Global collaboration and scientific advances could be accelerated through broader access to scientific research data. In other words, data access could be revolutionized through the same technologies used to make textual literature accessible.

The most obvious opportunity to broaden visibility of and access to research data is to integrate its access into the medium where it is most often cited: electronic textual information. Besides this opportunity, it is important, irrespective of where it is cited, for research data to have an internet identity.

Since 2005, the German National Library of Science and Technology (TIB) has offered a successful Digital Object Identifier (DOI) registration service for persistent identification of research data. Since 2010 these services are offered by the global consortium DataCite, carried by 17 member organizations from 12 different countries, like the British Library, the Library of the ETH Zurich, the California Digital Library, or the Australian National Data Service (ANDS).

"Transforming Legacy Data into State-of-the-Art Interactive Visualizations"
Mark Elbert, US Energy Information Administration, Director, Office of Web Management

Transforming Legacy Data into State-of-the-Art Interactive Visualizations

Statistical agencies have troves of data, often poorly presented and hosted in legacy systems. That formerly described the Energy Information Administration's electricity data. By data mining and building interactive web pages using an array of open-source libraries, EIA has created interconnected APIs, interactive maps, and advanced query and visualization tools. This talk will focus on the dual themes of the web browser as a potent computing platform with a flexible developer kit of mature open-source libraries and how a legacy dataset properly transformed can power an ecosystem of online dissemination tools.

4–4:30pm
"Deep Data: Mapping the Legal Genome"
Adam Hahn, Cofounder & CTO, Judicata

Deep Data: Mapping the Legal Genome

At Judicata, our thesis is that legal research requires a deep understanding of a relatively small number of documents (with respect to traditional "big data" magnitudes). Instead of a simple analysis of a large volume of documents, we must comprehend both individual documents and the entire corpus with high accuracy. Learn how Judicata uses a combination of artificial intelligence and human-computer hybrid techniques to help litigators find needles, yet understand the haystack.

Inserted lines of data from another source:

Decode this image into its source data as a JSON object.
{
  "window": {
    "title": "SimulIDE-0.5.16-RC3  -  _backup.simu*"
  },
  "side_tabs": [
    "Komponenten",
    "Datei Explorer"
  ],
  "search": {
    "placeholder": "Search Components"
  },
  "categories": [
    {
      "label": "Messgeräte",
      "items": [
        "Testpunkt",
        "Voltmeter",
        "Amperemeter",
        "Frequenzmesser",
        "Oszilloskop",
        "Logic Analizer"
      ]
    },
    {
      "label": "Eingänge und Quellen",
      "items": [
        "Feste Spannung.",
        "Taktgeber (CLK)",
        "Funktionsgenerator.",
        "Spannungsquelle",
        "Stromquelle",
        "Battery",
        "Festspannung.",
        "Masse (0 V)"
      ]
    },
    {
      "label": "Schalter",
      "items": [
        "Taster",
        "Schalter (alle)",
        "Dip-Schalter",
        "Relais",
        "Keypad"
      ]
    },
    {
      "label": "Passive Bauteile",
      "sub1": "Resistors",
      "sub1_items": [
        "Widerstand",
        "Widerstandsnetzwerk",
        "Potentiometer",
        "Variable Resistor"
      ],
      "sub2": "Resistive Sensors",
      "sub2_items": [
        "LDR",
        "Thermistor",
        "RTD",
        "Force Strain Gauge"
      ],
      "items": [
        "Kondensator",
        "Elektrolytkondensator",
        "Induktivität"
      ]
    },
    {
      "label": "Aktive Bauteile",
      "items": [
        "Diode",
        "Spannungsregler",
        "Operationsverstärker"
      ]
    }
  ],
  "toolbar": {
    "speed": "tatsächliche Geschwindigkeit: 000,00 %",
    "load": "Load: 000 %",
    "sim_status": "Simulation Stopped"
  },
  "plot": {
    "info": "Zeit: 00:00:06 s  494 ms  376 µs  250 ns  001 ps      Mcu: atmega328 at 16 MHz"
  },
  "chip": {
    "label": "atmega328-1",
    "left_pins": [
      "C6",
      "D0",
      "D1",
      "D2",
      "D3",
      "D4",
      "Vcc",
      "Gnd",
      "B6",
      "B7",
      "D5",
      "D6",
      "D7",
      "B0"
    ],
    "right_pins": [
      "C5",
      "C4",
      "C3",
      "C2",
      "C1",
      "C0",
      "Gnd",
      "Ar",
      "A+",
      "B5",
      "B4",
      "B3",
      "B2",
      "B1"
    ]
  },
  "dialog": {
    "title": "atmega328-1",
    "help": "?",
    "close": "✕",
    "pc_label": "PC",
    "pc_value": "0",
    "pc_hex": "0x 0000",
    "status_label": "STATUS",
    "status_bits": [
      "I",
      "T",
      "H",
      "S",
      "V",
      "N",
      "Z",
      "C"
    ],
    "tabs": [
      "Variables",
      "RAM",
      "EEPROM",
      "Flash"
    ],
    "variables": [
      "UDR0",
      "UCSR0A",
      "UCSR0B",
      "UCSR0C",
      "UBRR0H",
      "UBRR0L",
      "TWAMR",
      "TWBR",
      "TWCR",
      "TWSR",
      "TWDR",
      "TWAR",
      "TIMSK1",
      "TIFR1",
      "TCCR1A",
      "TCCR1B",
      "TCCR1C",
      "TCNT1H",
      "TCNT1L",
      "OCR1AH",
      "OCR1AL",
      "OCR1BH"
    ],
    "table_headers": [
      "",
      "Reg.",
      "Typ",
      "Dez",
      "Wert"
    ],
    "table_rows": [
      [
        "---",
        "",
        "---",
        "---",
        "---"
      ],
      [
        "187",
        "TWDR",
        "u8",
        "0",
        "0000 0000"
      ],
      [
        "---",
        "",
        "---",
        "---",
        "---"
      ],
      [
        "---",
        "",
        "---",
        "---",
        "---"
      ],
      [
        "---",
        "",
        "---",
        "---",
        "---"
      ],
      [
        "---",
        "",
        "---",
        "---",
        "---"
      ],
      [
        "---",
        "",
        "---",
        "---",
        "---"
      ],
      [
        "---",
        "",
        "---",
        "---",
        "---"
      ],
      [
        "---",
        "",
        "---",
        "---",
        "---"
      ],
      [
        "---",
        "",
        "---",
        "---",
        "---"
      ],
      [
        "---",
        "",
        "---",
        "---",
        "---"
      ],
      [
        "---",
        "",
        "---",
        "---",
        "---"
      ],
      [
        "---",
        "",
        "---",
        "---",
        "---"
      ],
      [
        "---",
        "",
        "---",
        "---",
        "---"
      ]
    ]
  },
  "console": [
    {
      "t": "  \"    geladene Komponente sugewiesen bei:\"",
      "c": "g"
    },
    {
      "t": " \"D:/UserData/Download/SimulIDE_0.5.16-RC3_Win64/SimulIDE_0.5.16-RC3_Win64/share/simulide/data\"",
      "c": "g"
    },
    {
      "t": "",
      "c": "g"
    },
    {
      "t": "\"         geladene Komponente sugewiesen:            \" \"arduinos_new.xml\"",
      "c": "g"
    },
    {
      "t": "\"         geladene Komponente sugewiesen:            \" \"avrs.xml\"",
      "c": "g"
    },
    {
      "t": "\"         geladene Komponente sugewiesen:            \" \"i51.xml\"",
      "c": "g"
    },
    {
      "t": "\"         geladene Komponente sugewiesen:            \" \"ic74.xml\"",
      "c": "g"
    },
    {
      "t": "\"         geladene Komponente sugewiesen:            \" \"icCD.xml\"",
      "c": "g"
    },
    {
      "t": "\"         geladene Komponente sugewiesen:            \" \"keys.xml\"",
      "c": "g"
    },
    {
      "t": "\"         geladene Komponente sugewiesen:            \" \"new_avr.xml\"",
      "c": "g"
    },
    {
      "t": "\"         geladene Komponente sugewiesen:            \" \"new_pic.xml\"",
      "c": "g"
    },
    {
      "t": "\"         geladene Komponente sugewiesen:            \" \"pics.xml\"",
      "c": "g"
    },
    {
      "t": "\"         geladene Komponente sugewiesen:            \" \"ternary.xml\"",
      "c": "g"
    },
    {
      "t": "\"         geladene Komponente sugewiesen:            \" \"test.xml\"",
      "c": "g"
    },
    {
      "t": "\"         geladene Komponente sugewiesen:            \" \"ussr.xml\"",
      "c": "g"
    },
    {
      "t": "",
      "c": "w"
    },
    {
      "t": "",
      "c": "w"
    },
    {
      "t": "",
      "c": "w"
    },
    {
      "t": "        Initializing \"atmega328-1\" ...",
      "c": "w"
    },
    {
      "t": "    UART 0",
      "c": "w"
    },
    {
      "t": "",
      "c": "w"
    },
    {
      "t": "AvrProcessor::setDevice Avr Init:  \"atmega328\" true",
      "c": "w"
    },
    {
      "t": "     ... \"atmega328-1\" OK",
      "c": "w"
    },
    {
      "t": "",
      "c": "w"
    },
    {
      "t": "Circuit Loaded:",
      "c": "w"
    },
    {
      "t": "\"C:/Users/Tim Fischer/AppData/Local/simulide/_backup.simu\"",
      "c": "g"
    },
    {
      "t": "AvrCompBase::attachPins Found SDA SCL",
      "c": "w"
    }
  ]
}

"Who Will Archive the Archives? Thoughts about the Future of Web Archiving"
Michael Nelson, Associate Professor, Old Dominion University

Who Will Archive the Archives? Thoughts about the Future of Web Archiving"

As more of our culture is encoded in the web, archiving the web becomes increasingly important. In our experience, when asked about web archiving, people often respond in one of two disappointingly uninformed ways: (1) "who would be interested in old web pages?"; and (2) "the Internet Archive already has every copy of every page ever created, so what's left to do?" Despite the yeoman's work of the Internet Archive, much remains to be done. Perhaps most importantly, much of the web is not archived. Because it is hard to generate a "representative sample" of the web, we sampled from four different sources and found that the percentage of the sample that was archived by at least one public web archive ranged from an encouraging 90% (sampled from dmoz.org) to a discouraging 16% (sampled from bit.ly). We have also discovered that the URLs we share via Twitter and Facebook are not as archivable as the URLs we use to build archive collections. In other words, what we save and what we share are fundamentally different. We are also interested in the integrity of the contents of the web archives. Because web pages are constructed with (sometimes hundreds of) embedded resources, many of the embedded resources are often missing or have been crawled sometimes years in the future or past relative to the root HTML page that embeds them. In summary, we cannot always trust that the page rendered from an archive represents what a user saw on the day the repository claims to have archived it.